Elevating the Voices and Lived Experiences of Patients, Families, and Communities to Inform Change
Patients, their families, and communities can play a vital role in addressing kidney health inequities by informing policy and regulatory changes that accurately reflect patient experience. There are several ways to gather necessary insights from each of these groups and actively engage them in decision-making. Here are a few ways to gather such insight, based on observations from AIR’s work and published literature:
- Directly engaging with communities most affected by inequities: Interventions can have the greatest impact if the patients and communities most affected by inequities have a role in designing them. Surveys, focus groups, convenings, and other data collection activities are necessary ways to understand how such individuals navigate an often fragmented health care system, the factors that affect their access to care, and what their priorities are for addressing challenges and barriers. Partnering with trusted community members and organizations is crucial to building and sustaining trusting relationships and buy-in, particularly among communities who historically have been marginalized or disadvantaged.

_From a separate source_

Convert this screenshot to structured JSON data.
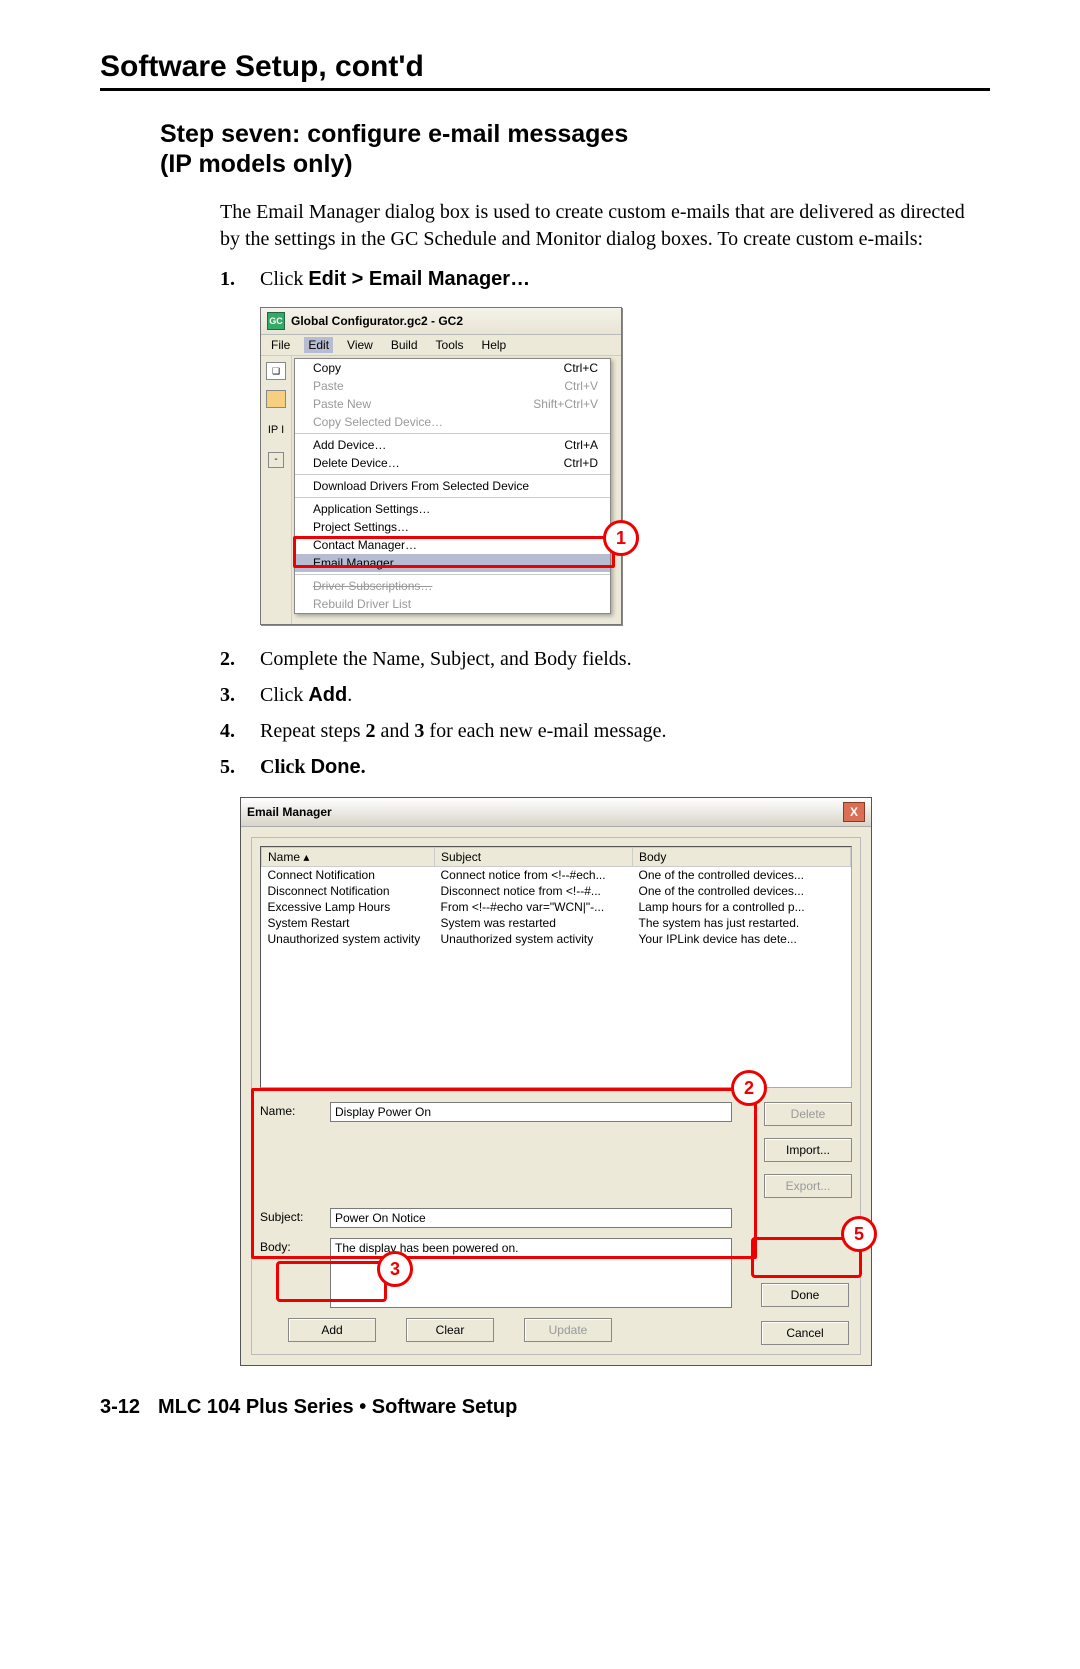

- Providing educational materials that are accessible and easy to understand: To help make health information about kidney disease accessible to a general audience, AIR uses patient and family advisory committees, which partner with medical and scientific experts to translate information into effective educational materials. Through these committees, patients and families facing chronic kidney disease and end-stage renal disease have served critical roles as peer mentors, material co-authors, and dissemination partners.

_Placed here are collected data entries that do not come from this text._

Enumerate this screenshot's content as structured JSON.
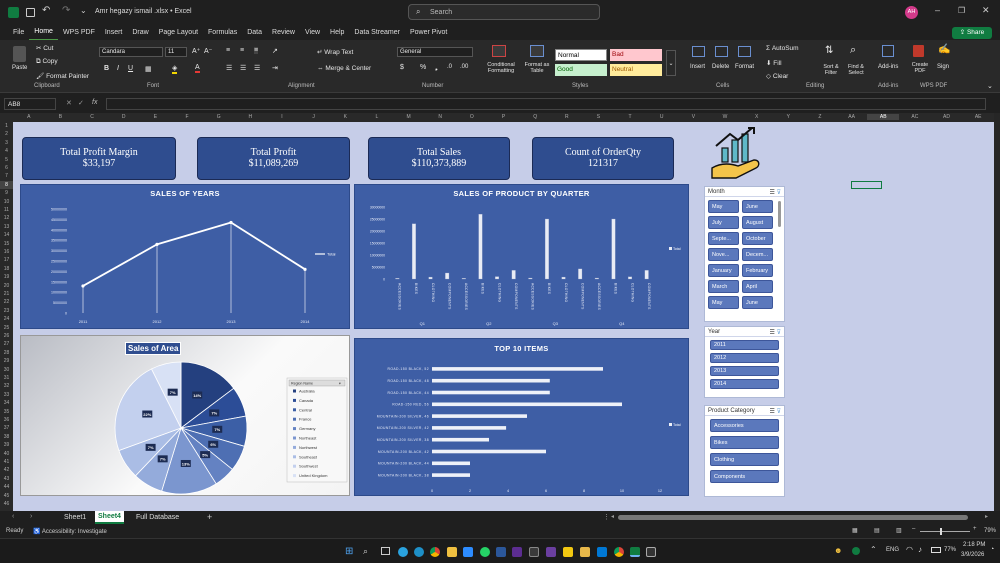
{
  "titlebar": {
    "filename": "Amr hegazy ismail .xlsx",
    "app": "Excel",
    "search_placeholder": "Search",
    "user_initials": "AH"
  },
  "menu": [
    "File",
    "Home",
    "WPS PDF",
    "Insert",
    "Draw",
    "Page Layout",
    "Formulas",
    "Data",
    "Review",
    "View",
    "Help",
    "Data Streamer",
    "Power Pivot"
  ],
  "share_label": "Share",
  "ribbon": {
    "paste": "Paste",
    "cut": "Cut",
    "copy": "Copy",
    "format_painter": "Format Painter",
    "clipboard": "Clipboard",
    "font_name": "Candara",
    "font_size": "11",
    "font": "Font",
    "wrap_text": "Wrap Text",
    "merge_center": "Merge & Center",
    "alignment": "Alignment",
    "number_format": "General",
    "number": "Number",
    "conditional": "Conditional Formatting",
    "format_table": "Format as Table",
    "styles": {
      "normal": "Normal",
      "bad": "Bad",
      "good": "Good",
      "neutral": "Neutral"
    },
    "styles_label": "Styles",
    "insert": "Insert",
    "delete": "Delete",
    "format": "Format",
    "cells": "Cells",
    "autosum": "AutoSum",
    "fill": "Fill",
    "clear": "Clear",
    "sort_filter": "Sort & Filter",
    "find_select": "Find & Select",
    "editing": "Editing",
    "addins": "Add-ins",
    "addins_label": "Add-ins",
    "create_pdf": "Create PDF",
    "sign": "Sign",
    "wps_pdf": "WPS PDF"
  },
  "formula_bar": {
    "name_box": "AB8",
    "fx": "fx",
    "value": ""
  },
  "columns": [
    "A",
    "B",
    "C",
    "D",
    "E",
    "F",
    "G",
    "H",
    "I",
    "J",
    "K",
    "L",
    "M",
    "N",
    "O",
    "P",
    "Q",
    "R",
    "S",
    "T",
    "U",
    "V",
    "W",
    "X",
    "Y",
    "Z",
    "AA",
    "AB",
    "AC",
    "AD",
    "AE"
  ],
  "kpis": [
    {
      "title": "Total Profit Margin",
      "value": "$33,197"
    },
    {
      "title": "Total Profit",
      "value": "$11,089,269"
    },
    {
      "title": "Total Sales",
      "value": "$110,373,889"
    },
    {
      "title": "Count of OrderQty",
      "value": "121317"
    }
  ],
  "chart_data": [
    {
      "type": "line",
      "title": "SALES OF YEARS",
      "x": [
        "2011",
        "2012",
        "2013",
        "2014"
      ],
      "series": [
        {
          "name": "Total",
          "values": [
            13000000,
            33000000,
            43500000,
            21000000
          ]
        }
      ],
      "ylim": [
        0,
        50000000
      ],
      "yticks": [
        "0",
        "5000000",
        "10000000",
        "15000000",
        "20000000",
        "25000000",
        "30000000",
        "35000000",
        "40000000",
        "45000000",
        "50000000"
      ]
    },
    {
      "type": "bar",
      "title": "SALES OF PRODUCT BY QUARTER",
      "quarters": [
        "Q1",
        "Q2",
        "Q3",
        "Q4"
      ],
      "categories": [
        "ACCESSORIES",
        "BIKES",
        "CLOTHING",
        "COMPONENTS"
      ],
      "series": [
        {
          "name": "Total",
          "values": [
            300000,
            23000000,
            800000,
            2500000,
            300000,
            27000000,
            1000000,
            3600000,
            400000,
            25000000,
            800000,
            4200000,
            400000,
            25000000,
            900000,
            3600000
          ]
        }
      ],
      "ylim": [
        0,
        30000000
      ],
      "yticks": [
        "0",
        "5000000",
        "10000000",
        "15000000",
        "20000000",
        "25000000",
        "30000000"
      ]
    },
    {
      "type": "pie",
      "title": "Sales of Area",
      "legend_title": "Region Name",
      "categories": [
        "Australia",
        "Canada",
        "Central",
        "France",
        "Germany",
        "Northeast",
        "Northwest",
        "Southeast",
        "Southwest",
        "United Kingdom"
      ],
      "values": [
        14,
        7,
        7,
        6,
        5,
        13,
        7,
        7,
        22,
        7
      ],
      "labels": [
        "14%",
        "7%",
        "7%",
        "6%",
        "5%",
        "13%",
        "7%",
        "7%",
        "22%",
        "7%"
      ]
    },
    {
      "type": "bar",
      "title": "TOP 10 ITEMS",
      "orientation": "horizontal",
      "categories": [
        "ROAD-150 BLACK, 52",
        "ROAD-150 BLACK, 48",
        "ROAD-150 BLACK, 44",
        "ROAD-150 RED, 56",
        "MOUNTAIN-200 SILVER, 46",
        "MOUNTAIN-200 SILVER, 42",
        "MOUNTAIN-200 SILVER, 38",
        "MOUNTAIN-200 BLACK, 42",
        "MOUNTAIN-200 BLACK, 44",
        "MOUNTAIN-200 BLACK, 38"
      ],
      "series": [
        {
          "name": "Total",
          "values": [
            9.0,
            6.2,
            6.2,
            10.0,
            5.0,
            3.9,
            3.0,
            6.0,
            2.0,
            2.0
          ]
        }
      ],
      "xlim": [
        0,
        12
      ],
      "xticks": [
        "0",
        "2",
        "4",
        "6",
        "8",
        "10",
        "12"
      ]
    }
  ],
  "slicers": {
    "month": {
      "title": "Month",
      "items": [
        "May",
        "June",
        "July",
        "August",
        "Septe...",
        "October",
        "Nove...",
        "Decem...",
        "January",
        "February",
        "March",
        "April",
        "May",
        "June"
      ]
    },
    "year": {
      "title": "Year",
      "items": [
        "2011",
        "2012",
        "2013",
        "2014"
      ]
    },
    "category": {
      "title": "Product Category",
      "items": [
        "Accessories",
        "Bikes",
        "Clothing",
        "Components"
      ]
    }
  },
  "sheet_tabs": [
    "Sheet1",
    "Sheet4",
    "Full Database"
  ],
  "active_tab": "Sheet4",
  "status": {
    "ready": "Ready",
    "accessibility": "Accessibility: Investigate",
    "zoom": "79%"
  },
  "taskbar": {
    "lang": "ENG",
    "battery": "77%",
    "time": "2:18 PM",
    "date": "3/9/2026"
  },
  "colors": {
    "panel": "#3e5ea5",
    "kpi": "#2f4d8f",
    "sheet_bg": "#c6cde8",
    "excel_green": "#107c41"
  }
}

- Involving patients in the process of defining transplant success: Despite kidney transplantation offering both better quality of life and increased life expectancy in the long-term, most measures of transplant outcomes have focused on the period immediately after receipt of an organ. Meaningful improvement will require a reconsideration of current metrics to account for both the quality and the quantity of transplants. Transplant program performance measures should reflect the priorities of patients and it is important that performance information is made accessible and useful to patients and their providers.
Looking Forward
Chronic kidney disease has considerable health and economic costs to both individuals and the health care system and these costs disproportionately affect those who are Black, Indigenous, and People of Color.

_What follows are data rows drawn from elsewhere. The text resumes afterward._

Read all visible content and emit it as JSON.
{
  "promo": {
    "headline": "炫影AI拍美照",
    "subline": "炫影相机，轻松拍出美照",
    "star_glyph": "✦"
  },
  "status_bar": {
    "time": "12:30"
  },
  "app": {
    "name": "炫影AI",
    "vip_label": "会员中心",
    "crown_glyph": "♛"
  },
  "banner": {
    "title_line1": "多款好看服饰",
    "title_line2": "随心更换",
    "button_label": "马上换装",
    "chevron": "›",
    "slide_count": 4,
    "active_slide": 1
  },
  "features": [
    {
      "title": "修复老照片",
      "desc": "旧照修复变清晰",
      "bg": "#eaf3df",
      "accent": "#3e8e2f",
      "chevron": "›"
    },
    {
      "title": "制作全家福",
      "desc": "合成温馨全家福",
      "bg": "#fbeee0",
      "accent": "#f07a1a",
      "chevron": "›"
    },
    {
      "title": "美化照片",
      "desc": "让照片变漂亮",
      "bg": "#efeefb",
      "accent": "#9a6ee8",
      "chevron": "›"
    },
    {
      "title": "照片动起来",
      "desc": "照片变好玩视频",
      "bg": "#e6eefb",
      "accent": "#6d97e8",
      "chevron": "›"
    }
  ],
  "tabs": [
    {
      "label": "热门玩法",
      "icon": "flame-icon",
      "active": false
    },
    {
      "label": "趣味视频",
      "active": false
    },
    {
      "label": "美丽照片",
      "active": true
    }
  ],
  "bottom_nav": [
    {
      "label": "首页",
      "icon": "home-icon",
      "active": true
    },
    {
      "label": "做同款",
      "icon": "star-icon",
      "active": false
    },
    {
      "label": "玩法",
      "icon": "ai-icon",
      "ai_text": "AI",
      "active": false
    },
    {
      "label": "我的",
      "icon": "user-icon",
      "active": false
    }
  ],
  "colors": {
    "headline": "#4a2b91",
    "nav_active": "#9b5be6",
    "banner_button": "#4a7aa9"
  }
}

Chronic kidney disease has considerable health and economic costs to both individuals and the health care system and these costs disproportionately affect BIPOC. Current policy efforts aim to address long-standing inequities in access to kidney failure treatment, namely transplantation, and to foster greater accountability to ensure that patients and families are knowledgeable, engaged, and experience better care and outcomes. Alternative payment models, such as the End-Stage Renal Disease Treatment Choices (ETC) Model and Kidney Care Choices Model (KCC), have the potential to reshape the delivery of care by aligning financial incentives with quality measures. But to be effective, organizations should strive to engage patients, providers, and policy makers to ensure that policy objectives reflect what matters to patients and their families.